For too long, corporate America has seen itself as being at the wrong end of the qui tam law. The law has been popularly viewed as a tool for disgruntled employees to get rich and get even by taking advantage of a weakness in a corporate compliance program or bypassing it all together. The term “whistleblower” is itself so loaded with meaning that it has become hard to see the qui tam law for what it is.
In fact, it is a law that is “firmly rooted in the American legal tradition”2 with a pedigree going back to the thirteenth century, when the concept began to develop as part of the English common law. By the fourteenth century, it had begun to appear in legislative form, allowing private parties to bring a lawsuit to redress a public wrong and to share in the penalties recovered. Qui tam statutes were adopted in America as part of the general adoption of British law at the time of independence, so that by the time of the “Lincoln Law” in 1863, the concept of private citizen enforcement was an accepted part of the U.S. statutory framework. Ten of the fourteen statutes passed by the first Congress contained qui tam provisions designed to assist Government enforcement, including statutes relating to bank regulation, import duties and copyright infringement.3
Back then, the qui tam law was seen as a means of supplementing the efforts of the overtaxed Attorney General and U.S. District Attorneys. It has the same function today. As the Senate Committee on the Judiciary noted in considering the 1986 amendments:
“In the face of sophisticated and widespread fraud, the Committee believes only a coordinated effort of both the Government and the citizenry will decrease the wave of defrauding public funds.”4
In 1996, a Department of Justice press release celebrating the tenth anniversary of the 1986 amendments and the recovery since that time of over $1 billion under the qui tam law expressed the same sentiment:
“The recovery of over $1 billion demonstrates that the public-private partnership encouraged by the statute works and is an effective tool in our continuing fight against the fraudulent use of public funds.”5
The broader message to take away from all this is that “anti-fraud” is not “anti-business.” In the same way that corporations learned that the responsible use of the RICO statute could help right the wrongs they suffered as a result of fraud, so can the responsible use of the qui tam law be a powerful weapon in the service of the business community.

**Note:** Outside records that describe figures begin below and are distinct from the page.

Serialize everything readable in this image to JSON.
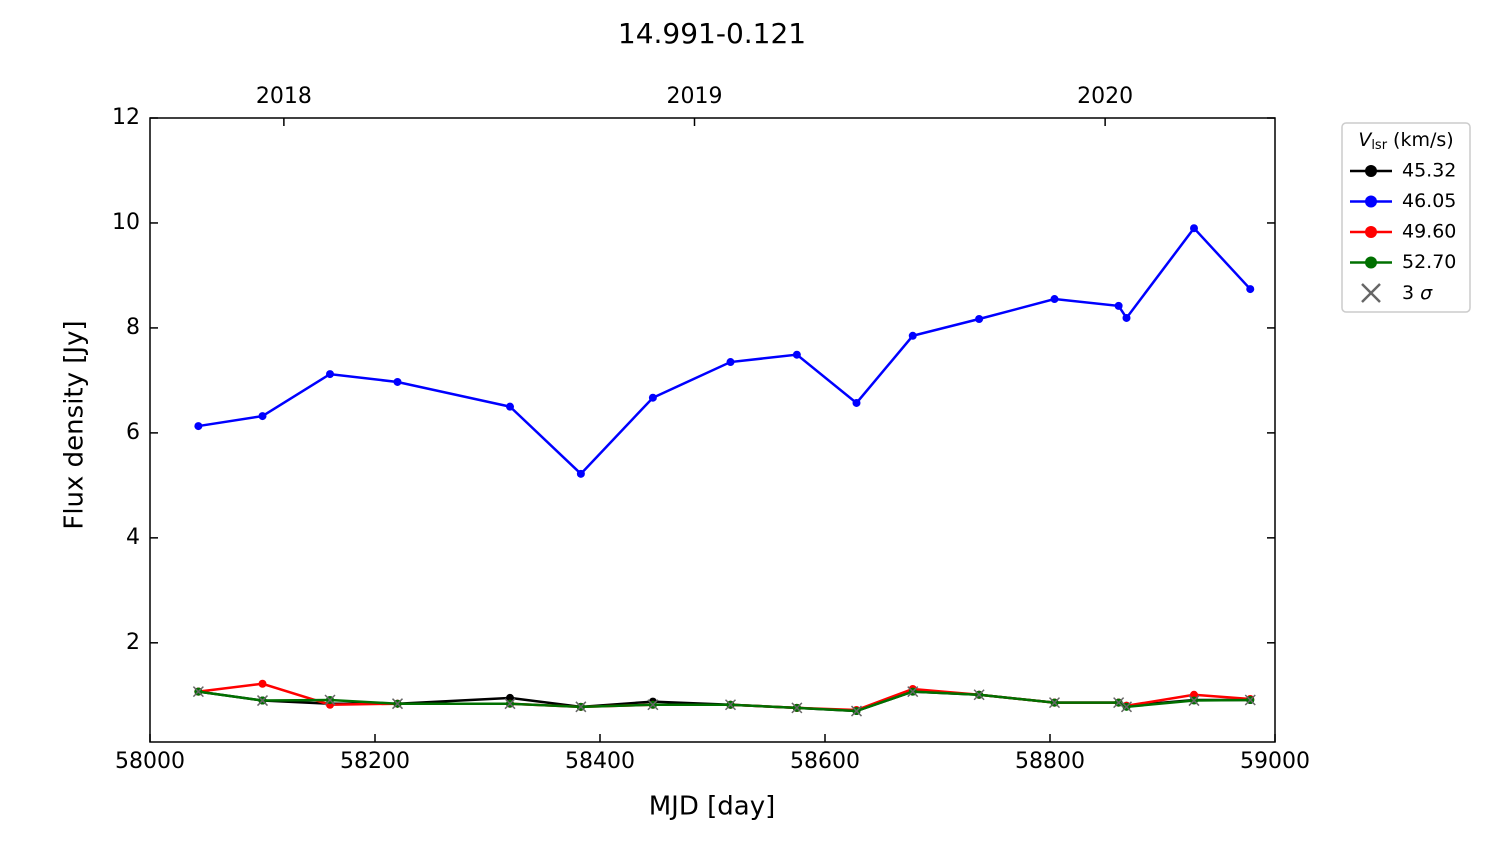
{
  "chart_data": {
    "type": "line",
    "title": "14.991-0.121",
    "xlabel": "MJD [day]",
    "ylabel": "Flux density [Jy]",
    "x": [
      58043,
      58100,
      58160,
      58220,
      58320,
      58383,
      58447,
      58516,
      58575,
      58628,
      58678,
      58737,
      58804,
      58861,
      58868,
      58928,
      58978
    ],
    "series": [
      {
        "name": "45.32",
        "color": "#000000",
        "values": [
          1.07,
          0.9,
          0.84,
          0.84,
          0.95,
          0.78,
          0.88,
          0.82,
          0.76,
          0.7,
          1.07,
          1.01,
          0.86,
          0.86,
          0.8,
          0.91,
          0.91
        ]
      },
      {
        "name": "46.05",
        "color": "#0000ff",
        "values": [
          6.13,
          6.32,
          7.12,
          6.97,
          6.5,
          5.22,
          6.67,
          7.35,
          7.49,
          6.57,
          7.85,
          8.17,
          8.55,
          8.42,
          8.19,
          9.9,
          8.74
        ]
      },
      {
        "name": "49.60",
        "color": "#ff0000",
        "values": [
          1.07,
          1.22,
          0.82,
          0.84,
          0.84,
          0.78,
          0.82,
          0.82,
          0.76,
          0.72,
          1.12,
          1.01,
          0.86,
          0.86,
          0.8,
          1.01,
          0.93
        ]
      },
      {
        "name": "52.70",
        "color": "#007000",
        "values": [
          1.07,
          0.9,
          0.91,
          0.84,
          0.84,
          0.78,
          0.82,
          0.82,
          0.76,
          0.7,
          1.07,
          1.01,
          0.86,
          0.86,
          0.78,
          0.9,
          0.91
        ]
      }
    ],
    "xlim": [
      58000,
      59000
    ],
    "xticks": [
      58000,
      58200,
      58400,
      58600,
      58800,
      59000
    ],
    "x2ticks": [
      {
        "value": 58119,
        "label": "2018"
      },
      {
        "value": 58484,
        "label": "2019"
      },
      {
        "value": 58849,
        "label": "2020"
      }
    ],
    "ylim": [
      0.11,
      12
    ],
    "yticks": [
      2,
      4,
      6,
      8,
      10,
      12
    ],
    "legend_title": {
      "symbol": "V",
      "subscript": "lsr",
      "unit": "(km/s)"
    },
    "sigma_marker": {
      "number": "3",
      "symbol": "σ",
      "color": "#666666"
    },
    "legend_position": "outside-right"
  }
}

The Federal corporate Sentencing Guidelines provide strong incentives for corporations to take positive steps to prevent, detect and accept responsibility for the illegal acts of their officers and employees. Under the Guidelines, corporations must promptly report those acts to and cooperate with Government authorities. In such a climate — in which compliance and self-policing are effectively mandated – law abiding corporations need to take action to protect their ability to compete honestly in an honest marketplace. Companies routinely do so now under the anti-trust laws when confronted with anti-competitive practices by rivals.
The qui tam law provides an opportunity for honest companies to level the playing field by exposing the illegal practices of competitors for federal dollars, and at the same time offsetting the business losses incurred as a result of them. It does so not only with an eye to bottom-line profitability, but also to the greater public good.